El próximo domingo, según todos los pronósticos, sondeos y encuestas, las urnas otorgarán al partido conservador un triunfo apabullante. Ya se pueden ustedes imaginar cómo les está sentando estos unánimes vaticinios de derrota a algunos de mis cofrades del Café Estar; vamos, que vienen a la tertulia tan mustios y desangelados como la hinchada del colista. Y yo, al verlos así, tan quitecitos, tan mohínos y tan tratando de hablar de cualquier cosa menos de su asunto predilecto, la política, pues, qué quieren que les diga, que se me encoge el corazón y hasta les acompaño en el sentimiento.
Y el caso es que a mí, estas elecciones me tienen casi indiferente porque sospecho que el gran asunto que se dirime, la tremenda asfixia económica que padece el país, no se solventa ni en Las Cortes y ni en el despacho de La Moncloa, sino en instancias más altas y opacas, que están tan alejadas como ajenas al escrutinio del domingo.
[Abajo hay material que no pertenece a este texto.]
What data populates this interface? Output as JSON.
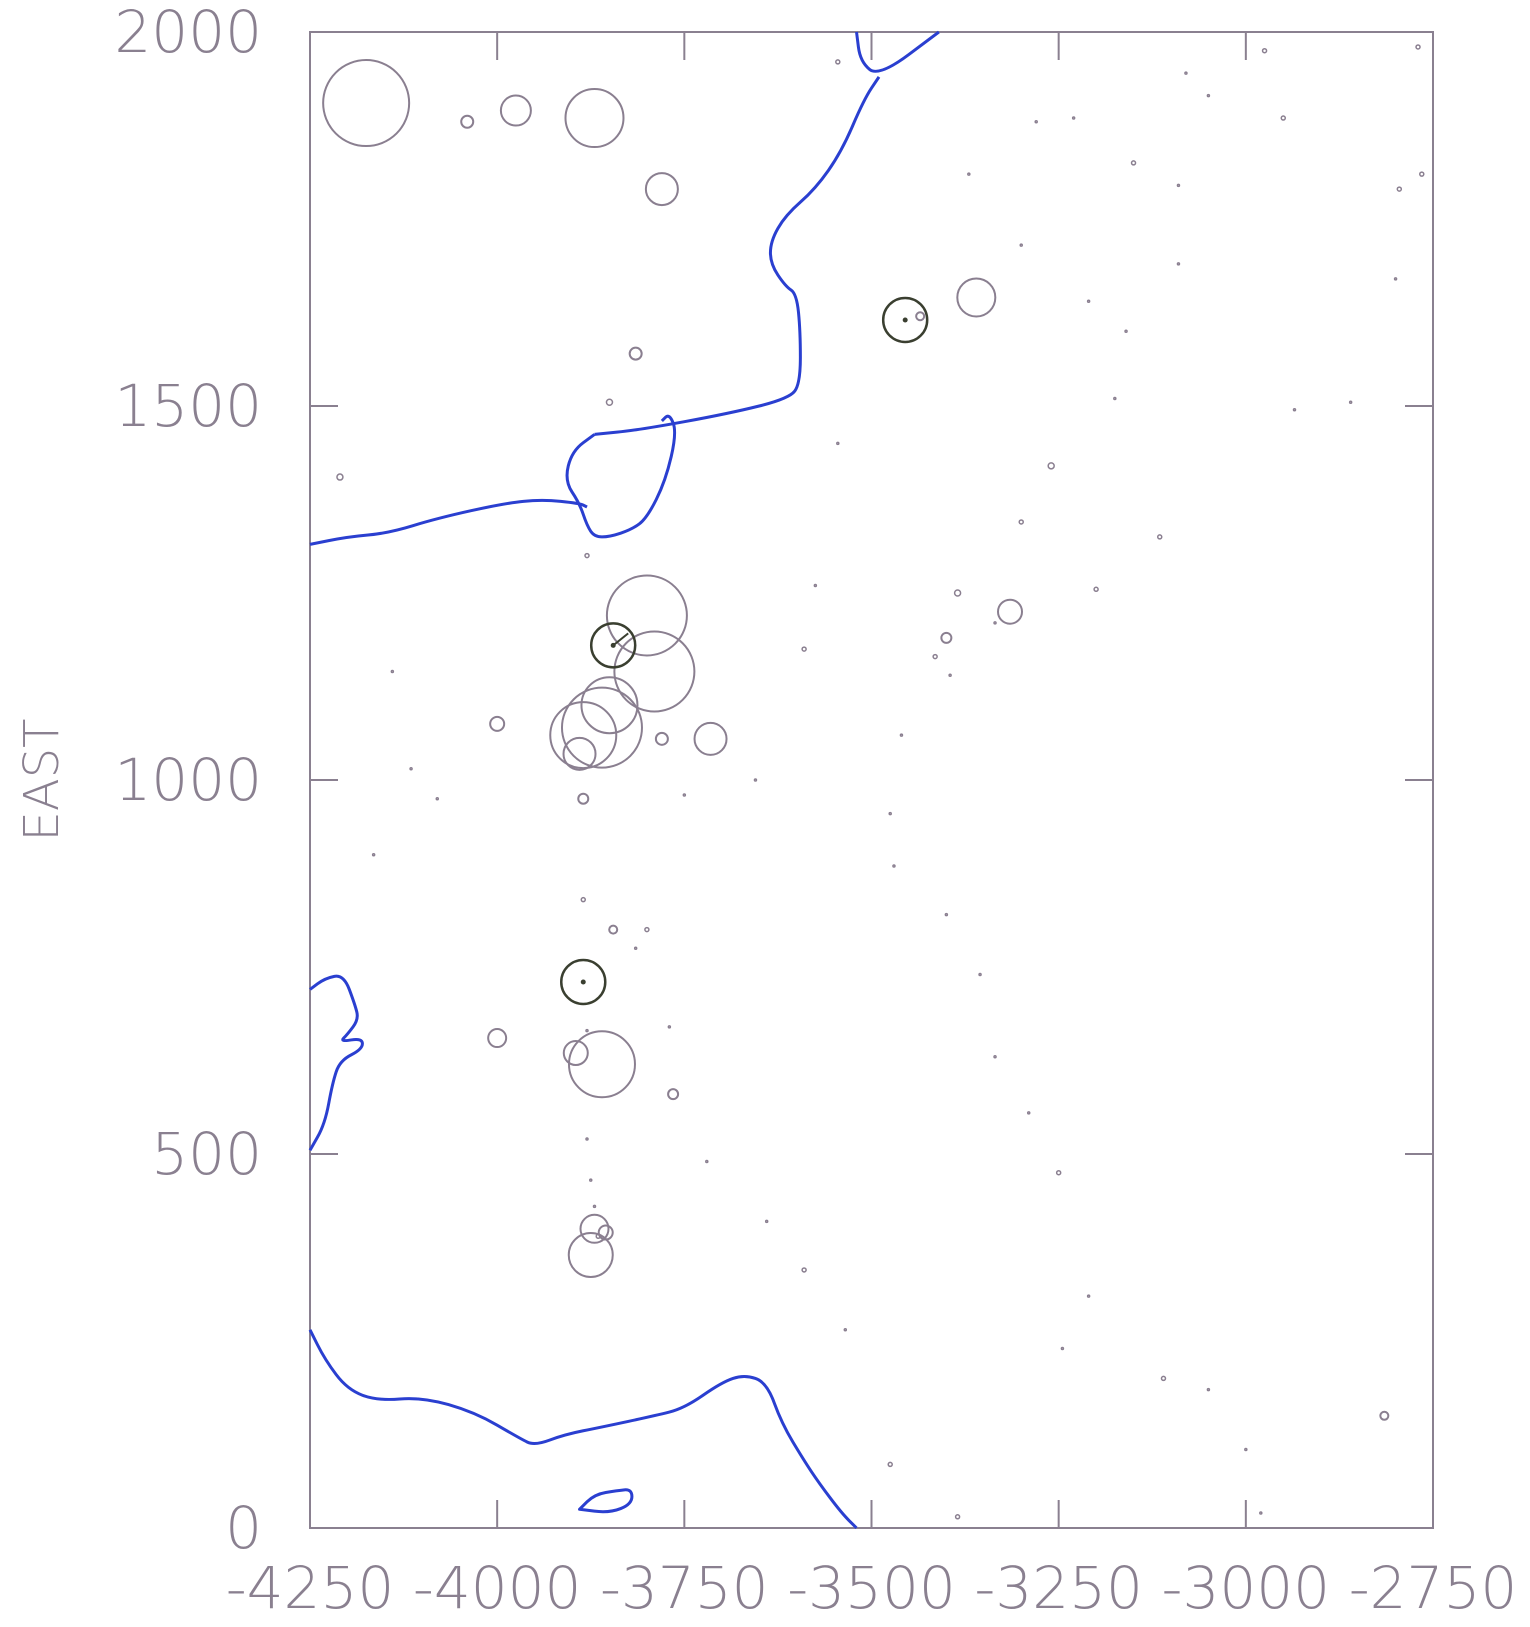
{
  "chart_data": {
    "type": "scatter",
    "title": "",
    "xlabel": "",
    "ylabel": "EAST",
    "xlim": [
      -4250,
      -2750
    ],
    "ylim": [
      0,
      2000
    ],
    "x_ticks": [
      -4250,
      -4000,
      -3750,
      -3500,
      -3250,
      -3000,
      -2750
    ],
    "x_tick_labels": [
      "-4250",
      "-4000",
      "-3750",
      "-3500",
      "-3250",
      "-3000",
      "-2750"
    ],
    "y_ticks": [
      0,
      500,
      1000,
      1500,
      2000
    ],
    "y_tick_labels": [
      "0",
      "500",
      "1000",
      "1500",
      "2000"
    ],
    "grid": false,
    "legend": "none",
    "colors": {
      "frame": "#8a8090",
      "contour": "#2a3fd0",
      "marker": "#8a7f90",
      "highlight": "#3a3f30"
    },
    "contours": [
      {
        "points": [
          [
            -3520,
            2000
          ],
          [
            -3515,
            1960
          ],
          [
            -3490,
            1940
          ],
          [
            -3410,
            2000
          ]
        ]
      },
      {
        "points": [
          [
            -3490,
            1940
          ],
          [
            -3510,
            1910
          ],
          [
            -3540,
            1840
          ],
          [
            -3575,
            1790
          ],
          [
            -3615,
            1755
          ],
          [
            -3635,
            1720
          ],
          [
            -3635,
            1690
          ],
          [
            -3615,
            1660
          ],
          [
            -3600,
            1650
          ],
          [
            -3595,
            1600
          ],
          [
            -3595,
            1530
          ],
          [
            -3610,
            1510
          ],
          [
            -3690,
            1490
          ],
          [
            -3810,
            1468
          ],
          [
            -3870,
            1462
          ]
        ]
      },
      {
        "points": [
          [
            -4250,
            1315
          ],
          [
            -4200,
            1325
          ],
          [
            -4145,
            1330
          ],
          [
            -4080,
            1350
          ],
          [
            -3990,
            1370
          ],
          [
            -3940,
            1375
          ],
          [
            -3890,
            1370
          ],
          [
            -3880,
            1365
          ]
        ]
      },
      {
        "points": [
          [
            -3870,
            1462
          ],
          [
            -3900,
            1440
          ],
          [
            -3910,
            1400
          ],
          [
            -3890,
            1370
          ],
          [
            -3880,
            1340
          ],
          [
            -3870,
            1325
          ],
          [
            -3850,
            1325
          ],
          [
            -3820,
            1335
          ],
          [
            -3800,
            1350
          ],
          [
            -3775,
            1400
          ],
          [
            -3760,
            1465
          ],
          [
            -3770,
            1490
          ],
          [
            -3780,
            1480
          ]
        ]
      },
      {
        "points": [
          [
            -4250,
            720
          ],
          [
            -4230,
            735
          ],
          [
            -4205,
            740
          ],
          [
            -4190,
            700
          ],
          [
            -4185,
            680
          ],
          [
            -4200,
            660
          ],
          [
            -4210,
            650
          ],
          [
            -4180,
            655
          ],
          [
            -4180,
            640
          ],
          [
            -4210,
            625
          ],
          [
            -4220,
            595
          ],
          [
            -4230,
            540
          ],
          [
            -4250,
            505
          ]
        ]
      },
      {
        "points": [
          [
            -4250,
            265
          ],
          [
            -4230,
            225
          ],
          [
            -4200,
            185
          ],
          [
            -4160,
            170
          ],
          [
            -4100,
            175
          ],
          [
            -4030,
            155
          ],
          [
            -3970,
            120
          ],
          [
            -3950,
            110
          ],
          [
            -3910,
            125
          ],
          [
            -3860,
            135
          ],
          [
            -3790,
            150
          ],
          [
            -3750,
            160
          ],
          [
            -3700,
            195
          ],
          [
            -3670,
            205
          ],
          [
            -3640,
            195
          ],
          [
            -3620,
            140
          ],
          [
            -3590,
            90
          ],
          [
            -3570,
            60
          ],
          [
            -3540,
            20
          ],
          [
            -3520,
            0
          ]
        ]
      },
      {
        "points": [
          [
            -3890,
            25
          ],
          [
            -3870,
            45
          ],
          [
            -3840,
            50
          ],
          [
            -3820,
            52
          ],
          [
            -3820,
            32
          ],
          [
            -3850,
            20
          ],
          [
            -3890,
            25
          ]
        ],
        "closed": true
      }
    ],
    "points": [
      {
        "x": -4175,
        "y": 1905,
        "r": 43
      },
      {
        "x": -4040,
        "y": 1880,
        "r": 6
      },
      {
        "x": -3975,
        "y": 1895,
        "r": 15
      },
      {
        "x": -3870,
        "y": 1885,
        "r": 29
      },
      {
        "x": -3780,
        "y": 1790,
        "r": 16
      },
      {
        "x": -3545,
        "y": 1960,
        "r": 2
      },
      {
        "x": -3280,
        "y": 1880,
        "r": 1
      },
      {
        "x": -3230,
        "y": 1885,
        "r": 1
      },
      {
        "x": -3150,
        "y": 1825,
        "r": 2
      },
      {
        "x": -3080,
        "y": 1945,
        "r": 1
      },
      {
        "x": -3050,
        "y": 1915,
        "r": 1
      },
      {
        "x": -2975,
        "y": 1975,
        "r": 2
      },
      {
        "x": -2950,
        "y": 1885,
        "r": 2
      },
      {
        "x": -3090,
        "y": 1795,
        "r": 1
      },
      {
        "x": -2795,
        "y": 1790,
        "r": 2
      },
      {
        "x": -2770,
        "y": 1980,
        "r": 2
      },
      {
        "x": -2765,
        "y": 1810,
        "r": 2
      },
      {
        "x": -3370,
        "y": 1810,
        "r": 1
      },
      {
        "x": -3300,
        "y": 1715,
        "r": 1
      },
      {
        "x": -3090,
        "y": 1690,
        "r": 1
      },
      {
        "x": -2800,
        "y": 1670,
        "r": 1
      },
      {
        "x": -3210,
        "y": 1640,
        "r": 1
      },
      {
        "x": -3360,
        "y": 1645,
        "r": 19
      },
      {
        "x": -3435,
        "y": 1620,
        "r": 4
      },
      {
        "x": -3160,
        "y": 1600,
        "r": 1
      },
      {
        "x": -3175,
        "y": 1510,
        "r": 1
      },
      {
        "x": -2935,
        "y": 1495,
        "r": 1
      },
      {
        "x": -2860,
        "y": 1505,
        "r": 1
      },
      {
        "x": -3815,
        "y": 1570,
        "r": 6
      },
      {
        "x": -3850,
        "y": 1505,
        "r": 3
      },
      {
        "x": -4210,
        "y": 1405,
        "r": 3
      },
      {
        "x": -3545,
        "y": 1450,
        "r": 1
      },
      {
        "x": -3260,
        "y": 1420,
        "r": 3
      },
      {
        "x": -3300,
        "y": 1345,
        "r": 2
      },
      {
        "x": -3115,
        "y": 1325,
        "r": 2
      },
      {
        "x": -3880,
        "y": 1300,
        "r": 2
      },
      {
        "x": -3575,
        "y": 1260,
        "r": 1
      },
      {
        "x": -3385,
        "y": 1250,
        "r": 3
      },
      {
        "x": -3200,
        "y": 1255,
        "r": 2
      },
      {
        "x": -3315,
        "y": 1225,
        "r": 12
      },
      {
        "x": -3400,
        "y": 1190,
        "r": 5
      },
      {
        "x": -3415,
        "y": 1165,
        "r": 2
      },
      {
        "x": -3590,
        "y": 1175,
        "r": 2
      },
      {
        "x": -3800,
        "y": 1220,
        "r": 40
      },
      {
        "x": -3790,
        "y": 1145,
        "r": 40
      },
      {
        "x": -3850,
        "y": 1100,
        "r": 28
      },
      {
        "x": -3860,
        "y": 1070,
        "r": 40
      },
      {
        "x": -3885,
        "y": 1060,
        "r": 33
      },
      {
        "x": -3890,
        "y": 1035,
        "r": 16
      },
      {
        "x": -4000,
        "y": 1075,
        "r": 7
      },
      {
        "x": -4140,
        "y": 1145,
        "r": 1
      },
      {
        "x": -4115,
        "y": 1015,
        "r": 1
      },
      {
        "x": -4080,
        "y": 975,
        "r": 1
      },
      {
        "x": -4165,
        "y": 900,
        "r": 1
      },
      {
        "x": -3885,
        "y": 975,
        "r": 5
      },
      {
        "x": -3750,
        "y": 980,
        "r": 1
      },
      {
        "x": -3655,
        "y": 1000,
        "r": 1
      },
      {
        "x": -3780,
        "y": 1055,
        "r": 6
      },
      {
        "x": -3715,
        "y": 1055,
        "r": 16
      },
      {
        "x": -3460,
        "y": 1060,
        "r": 1
      },
      {
        "x": -3475,
        "y": 955,
        "r": 1
      },
      {
        "x": -3470,
        "y": 885,
        "r": 1
      },
      {
        "x": -3400,
        "y": 820,
        "r": 1
      },
      {
        "x": -3885,
        "y": 840,
        "r": 2
      },
      {
        "x": -3845,
        "y": 800,
        "r": 4
      },
      {
        "x": -3800,
        "y": 800,
        "r": 2
      },
      {
        "x": -3815,
        "y": 775,
        "r": 1
      },
      {
        "x": -3355,
        "y": 740,
        "r": 1
      },
      {
        "x": -3770,
        "y": 670,
        "r": 1
      },
      {
        "x": -3880,
        "y": 665,
        "r": 1
      },
      {
        "x": -4000,
        "y": 655,
        "r": 9
      },
      {
        "x": -3860,
        "y": 620,
        "r": 33
      },
      {
        "x": -3895,
        "y": 635,
        "r": 12
      },
      {
        "x": -3765,
        "y": 580,
        "r": 5
      },
      {
        "x": -3335,
        "y": 630,
        "r": 1
      },
      {
        "x": -3290,
        "y": 555,
        "r": 1
      },
      {
        "x": -3250,
        "y": 475,
        "r": 2
      },
      {
        "x": -3880,
        "y": 520,
        "r": 1
      },
      {
        "x": -3720,
        "y": 490,
        "r": 1
      },
      {
        "x": -3875,
        "y": 465,
        "r": 1
      },
      {
        "x": -3870,
        "y": 430,
        "r": 1
      },
      {
        "x": -3865,
        "y": 390,
        "r": 2
      },
      {
        "x": -3875,
        "y": 365,
        "r": 22
      },
      {
        "x": -3870,
        "y": 400,
        "r": 14
      },
      {
        "x": -3855,
        "y": 395,
        "r": 7
      },
      {
        "x": -3640,
        "y": 410,
        "r": 1
      },
      {
        "x": -3590,
        "y": 345,
        "r": 2
      },
      {
        "x": -3535,
        "y": 265,
        "r": 1
      },
      {
        "x": -3210,
        "y": 310,
        "r": 1
      },
      {
        "x": -3245,
        "y": 240,
        "r": 1
      },
      {
        "x": -3110,
        "y": 200,
        "r": 2
      },
      {
        "x": -3050,
        "y": 185,
        "r": 1
      },
      {
        "x": -3000,
        "y": 105,
        "r": 1
      },
      {
        "x": -2815,
        "y": 150,
        "r": 4
      },
      {
        "x": -3475,
        "y": 85,
        "r": 2
      },
      {
        "x": -3385,
        "y": 15,
        "r": 2
      },
      {
        "x": -2980,
        "y": 20,
        "r": 1
      },
      {
        "x": -3395,
        "y": 1140,
        "r": 1
      },
      {
        "x": -3335,
        "y": 1210,
        "r": 1
      }
    ],
    "highlighted_points": [
      {
        "x": -3455,
        "y": 1615,
        "r": 22,
        "arrow": [
          0,
          0
        ]
      },
      {
        "x": -3845,
        "y": 1180,
        "r": 22,
        "arrow": [
          15,
          12
        ]
      },
      {
        "x": -3885,
        "y": 730,
        "r": 22,
        "arrow": [
          0,
          0
        ]
      }
    ]
  }
}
Ella, que sabe mucho más que yo de todo el turbio barullo de las finanzas, porque es su pan nuestro de cada día, observa la campaña electoral con la misma indiferencia que servidor, salvo en un matiz acerbo que se le escapa cada vez que escucha a uno de los candidatos en un noticiario televisivo. Entonces, sus pupilas se vuelven de un hielo asesino, y su boca primero se pinza y, luego, justo cuando el leader político ha soltado su jaculatoria, escupe: ”eso no te lo crees ni tú, chaval”.
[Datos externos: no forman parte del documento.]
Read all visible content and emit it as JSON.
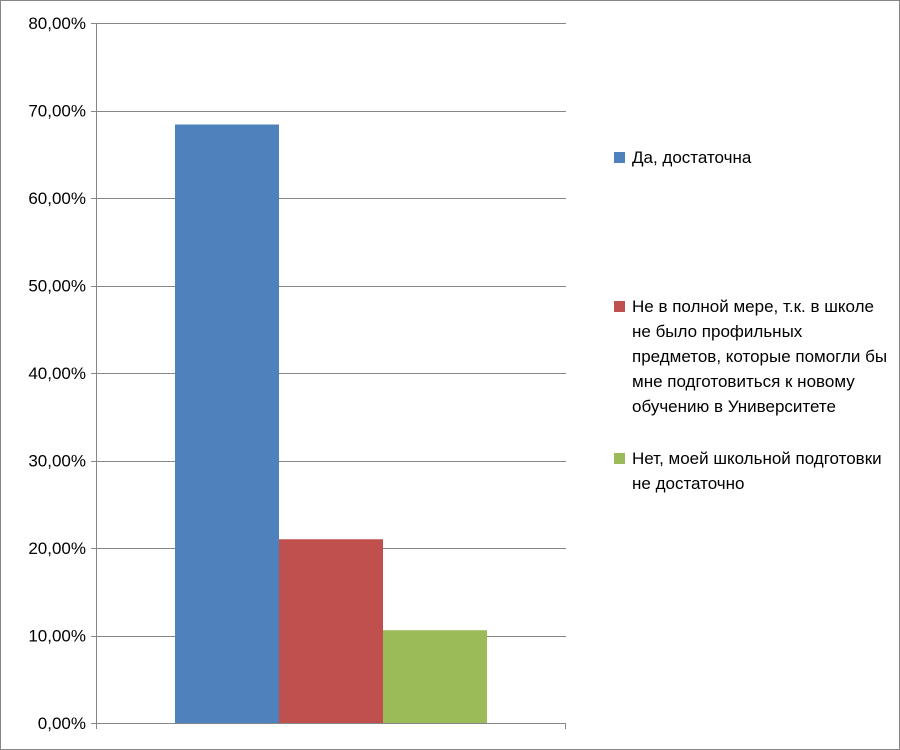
{
  "chart_data": {
    "type": "bar",
    "categories": [
      ""
    ],
    "series": [
      {
        "name": "Да, достаточна",
        "values": [
          68.4
        ],
        "color": "#4F81BD"
      },
      {
        "name": "Не в полной мере, т.к. в школе не было профильных предметов, которые помогли бы мне подготовиться к новому обучению в Университете",
        "values": [
          21.0
        ],
        "color": "#C0504D"
      },
      {
        "name": "Нет, моей школьной подготовки не достаточно",
        "values": [
          10.6
        ],
        "color": "#9BBB59"
      }
    ],
    "ylim": [
      0,
      80
    ],
    "yticks": [
      0,
      10,
      20,
      30,
      40,
      50,
      60,
      70,
      80
    ],
    "ytick_labels": [
      "0,00%",
      "10,00%",
      "20,00%",
      "30,00%",
      "40,00%",
      "50,00%",
      "60,00%",
      "70,00%",
      "80,00%"
    ],
    "grid": true,
    "legend_position": "right",
    "title": "",
    "xlabel": "",
    "ylabel": ""
  }
}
Pero el caso es que casi todas sus amistades —al contrario que las mías— son fervorosos partidarios de los conservadores, y el viernes pasado nos tocó compartir con algunos de ellos una cuchipanda de esas de las que les hablaba en la anotación pasada. Se trataba de una demostración muy chic, por cierto, de una ginebra, en un bar todavía más chic —cool, creo que se llaman ahora—. Entre la muy selecta y lustrosa concurrencia había varios conocidos que no cabían de ufanos, porque ya se estaban viendo investidos de suntuosos cargos oficiales y a los que, con malicia o sin ella, todos dábamos la enhorabuena por su próximo y todavía oficioso nombramiento. Ellos correspondían con una falsa modestia, quitándole toda importancia al rumor. Hasta que, en un aparte y donde nadie nos oía, le dije:
—¿No sé cómo se alegran tanto con el marrón que les aguarda?
—¿Tú crees que eso les importa algo? —me susurró cautelosa.— Lo que les alegra de verdad, es viajar en coche oficial.
—Eso será si para entonces queda un chavo con que pagar la gasolina.
—Ah, en ese caso, inaugurarán un Parque Móvil Oficial de Bicicletas.